Maxime Saada, Chief Executive Officer, Canal+, said, “2024 was a pivotal year for CANAL+ as we achieved several key strategic milestones. In the first quarter of 2025, we continued to build on this momentum, moving towards our goal of becoming a global media and entertainment leader, supported by strong financial discipline.”
Saada also reiterated that Canal+ anticipates that its postponed merger with South African pay-TV company MultiChoice will go ahead later in the year. Currently closing is set for Oct. 8. If it is completed the merger would greatly expand Canal+’s footprint in Africa, providing it access to English- and Portuguese-speaking markets, on top of the French-speaking countries it already operates in.
Maxime Saada, Chief Executive Officer, Canal+, said, “The combination with MultiChoice will create a stronger and more diverse presence for Canal+ in Africa.”
The company already holds a significant stake in MultiChoice and aims to buy the group out through a multi-stage deal. Meanwhile, Canal+ reported steady results in a number of its European territories. In Poland, growth in revenues continued to be fueled by an increase in ARPU which reflected the increasing willingness of customers to pay for premium content and services.
Elsewhere in Europe, revenues were flat. The increase in OTT (over-the-top) services and a better advertising result also offset competitive pressure in the pay-TV business. Canal+ has been ramping up investment in digital delivery and original content to be able to take on global streaming giants while winning over younger audiences.

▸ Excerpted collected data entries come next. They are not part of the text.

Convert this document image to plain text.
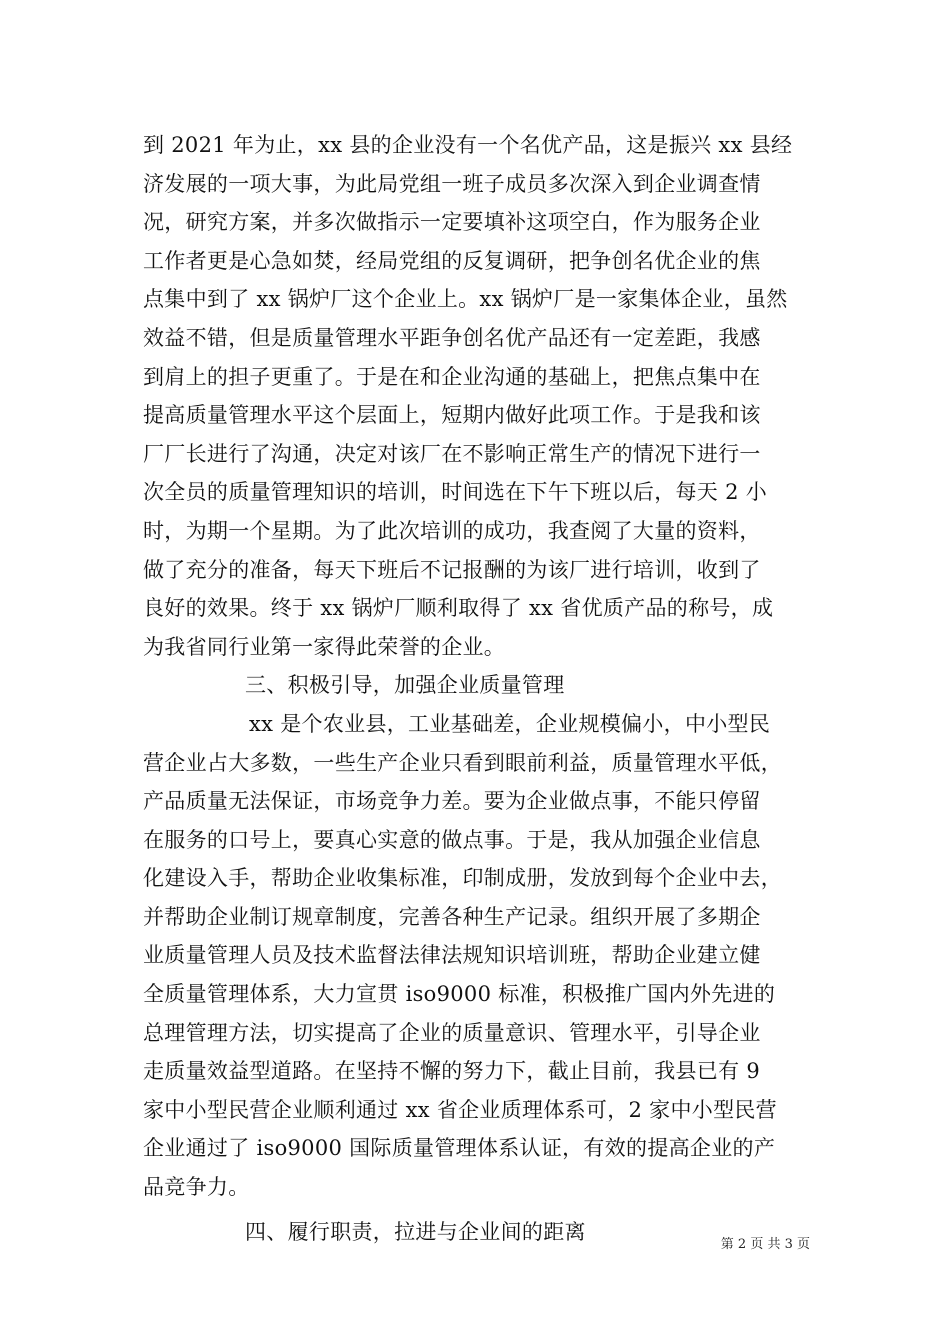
到 2021 年为止，xx 县的企业没有一个名优产品，这是振兴 xx 县经
济发展的一项大事，为此局党组一班子成员多次深入到企业调查情
况，研究方案，并多次做指示一定要填补这项空白，作为服务企业
工作者更是心急如焚，经局党组的反复调研，把争创名优企业的焦
点集中到了 xx 锅炉厂这个企业上。xx 锅炉厂是一家集体企业，虽然
效益不错，但是质量管理水平距争创名优产品还有一定差距，我感
到肩上的担子更重了。于是在和企业沟通的基础上，把焦点集中在
提高质量管理水平这个层面上，短期内做好此项工作。于是我和该
厂厂长进行了沟通，决定对该厂在不影响正常生产的情况下进行一
次全员的质量管理知识的培训，时间选在下午下班以后，每天 2 小
时，为期一个星期。为了此次培训的成功，我查阅了大量的资料，
做了充分的准备，每天下班后不记报酬的为该厂进行培训，收到了
良好的效果。终于 xx 锅炉厂顺利取得了 xx 省优质产品的称号，成
为我省同行业第一家得此荣誉的企业。
三、积极引导，加强企业质量管理
xx 是个农业县，工业基础差，企业规模偏小，中小型民
营企业占大多数，一些生产企业只看到眼前利益，质量管理水平低，
产品质量无法保证，市场竞争力差。要为企业做点事，不能只停留
在服务的口号上，要真心实意的做点事。于是，我从加强企业信息
化建设入手，帮助企业收集标准，印制成册，发放到每个企业中去，
并帮助企业制订规章制度，完善各种生产记录。组织开展了多期企
业质量管理人员及技术监督法律法规知识培训班，帮助企业建立健
全质量管理体系，大力宣贯 iso9000 标准，积极推广国内外先进的
总理管理方法，切实提高了企业的质量意识、管理水平，引导企业
走质量效益型道路。在坚持不懈的努力下，截止目前，我县已有 9
家中小型民营企业顺利通过 xx 省企业质理体系可，2 家中小型民营
企业通过了 iso9000 国际质量管理体系认证，有效的提高企业的产
品竞争力。
四、履行职责，拉进与企业间的距离
第 2 页 共 3 页
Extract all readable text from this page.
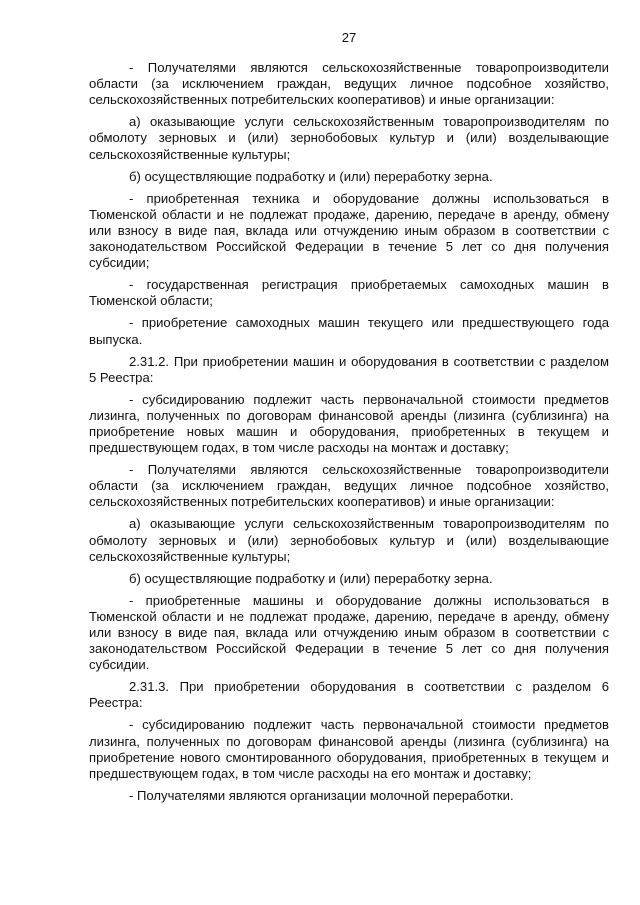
27

- Получателями являются сельскохозяйственные товаропроизводители области (за исключением граждан, ведущих личное подсобное хозяйство, сельскохозяйственных потребительских кооперативов) и иные организации:

а) оказывающие услуги сельскохозяйственным товаропроизводителям по обмолоту зерновых и (или) зернобобовых культур и (или) возделывающие сельскохозяйственные культуры;

б) осуществляющие подработку и (или) переработку зерна.

- приобретенная техника и оборудование должны использоваться в Тюменской области и не подлежат продаже, дарению, передаче в аренду, обмену или взносу в виде пая, вклада или отчуждению иным образом в соответствии с законодательством Российской Федерации в течение 5 лет со дня получения субсидии;

- государственная регистрация приобретаемых самоходных машин в Тюменской области;

- приобретение самоходных машин текущего или предшествующего года выпуска.

2.31.2. При приобретении машин и оборудования в соответствии с разделом 5 Реестра:

- субсидированию подлежит часть первоначальной стоимости предметов лизинга, полученных по договорам финансовой аренды (лизинга (сублизинга) на приобретение новых машин и оборудования, приобретенных в текущем и предшествующем годах, в том числе расходы на монтаж и доставку;

- Получателями являются сельскохозяйственные товаропроизводители области (за исключением граждан, ведущих личное подсобное хозяйство, сельскохозяйственных потребительских кооперативов) и иные организации:

а) оказывающие услуги сельскохозяйственным товаропроизводителям по обмолоту зерновых и (или) зернобобовых культур и (или) возделывающие сельскохозяйственные культуры;

б) осуществляющие подработку и (или) переработку зерна.

- приобретенные машины и оборудование должны использоваться в Тюменской области и не подлежат продаже, дарению, передаче в аренду, обмену или взносу в виде пая, вклада или отчуждению иным образом в соответствии с законодательством Российской Федерации в течение 5 лет со дня получения субсидии.

2.31.3. При приобретении оборудования в соответствии с разделом 6 Реестра:

- субсидированию подлежит часть первоначальной стоимости предметов лизинга, полученных по договорам финансовой аренды (лизинга (сублизинга) на приобретение нового смонтированного оборудования, приобретенных в текущем и предшествующем годах, в том числе расходы на его монтаж и доставку;

- Получателями являются организации молочной переработки.
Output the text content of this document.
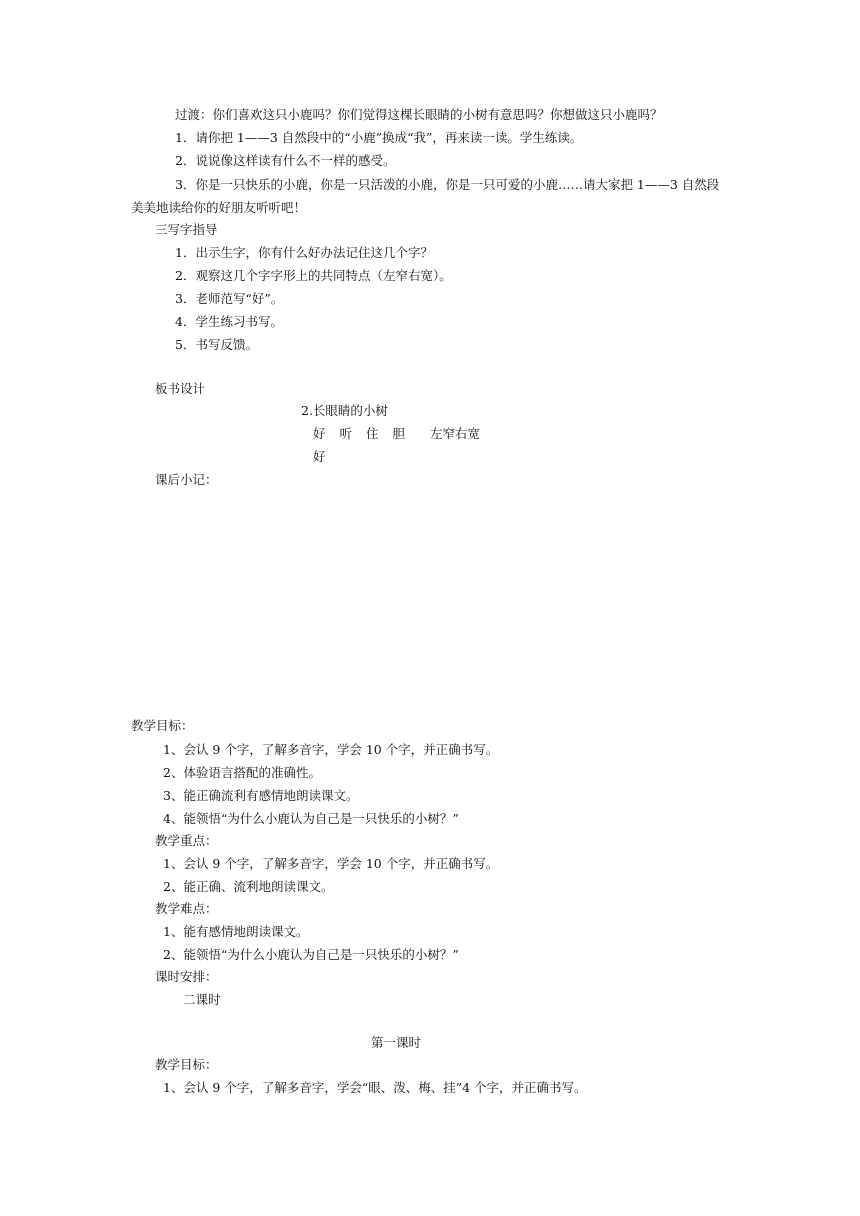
过渡：你们喜欢这只小鹿吗？你们觉得这棵长眼睛的小树有意思吗？你想做这只小鹿吗？
1．请你把 1——3 自然段中的“小鹿”换成“我”，再来读一读。学生练读。
2．说说像这样读有什么不一样的感受。
3．你是一只快乐的小鹿，你是一只活泼的小鹿，你是一只可爱的小鹿……请大家把 1——3 自然段
美美地读给你的好朋友听听吧！
三写字指导
1．出示生字，你有什么好办法记住这几个字？
2．观察这几个字字形上的共同特点（左窄右宽）。
3．老师范写“好”。
4．学生练习书写。
5．书写反馈。
板书设计
2.长眼睛的小树
好 听 住 胆	左窄右宽
好
课后小记：
教学目标：
1、会认 9 个字，了解多音字，学会 10 个字，并正确书写。
2、体验语言搭配的准确性。
3、能正确流利有感情地朗读课文。
4、能领悟“为什么小鹿认为自己是一只快乐的小树？”
教学重点：
1、会认 9 个字，了解多音字，学会 10 个字，并正确书写。
2、能正确、流利地朗读课文。
教学难点：
1、能有感情地朗读课文。
2、能领悟“为什么小鹿认为自己是一只快乐的小树？”
课时安排：
二课时
第一课时
教学目标：
1、会认 9 个字，了解多音字，学会“眼、泼、梅、挂”4 个字，并正确书写。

Maxime Saada, Chief Executive Officer, Canal+, said, “Our focus remains on content innovation, operational efficiency, and expanding our global footprint. These efforts are helping us build a more sustainable and competitive business for the future.”
Advertising also performed better in the quarter, thanks to increased viewer engagement and better monetization strategies. These improvements contributed to the overall stability of Canal+’s operations across its European footprint. Looking ahead, Canal+ says it will continue to focus on profitable growth. The company is balancing its investments in original productions and international expansion with financial discipline, as it targets a stronger position in the global media and entertainment industry. The company is owned by French media conglomerate Vivendi, which has been pushing for greater international reach in recent years. With its eye on markets in Africa, Europe, and Asia, Canal+ is slowly transforming from a traditional broadcaster into a global content powerhouse.
Additionally, In recent quarters, Canal+ has also emphasized the importance of building strategic partnerships and developing high-quality local content in key regions. This includes co-productions with local studios and investments in regional language programming to cater to diverse audiences. As Canal+ prepares for its next phase of growth, the upcoming merger with MultiChoice and its recent content wins position the company to compete more effectively on the global stage. However, it still faces challenges from both traditional rivals and fast-growing streaming platforms.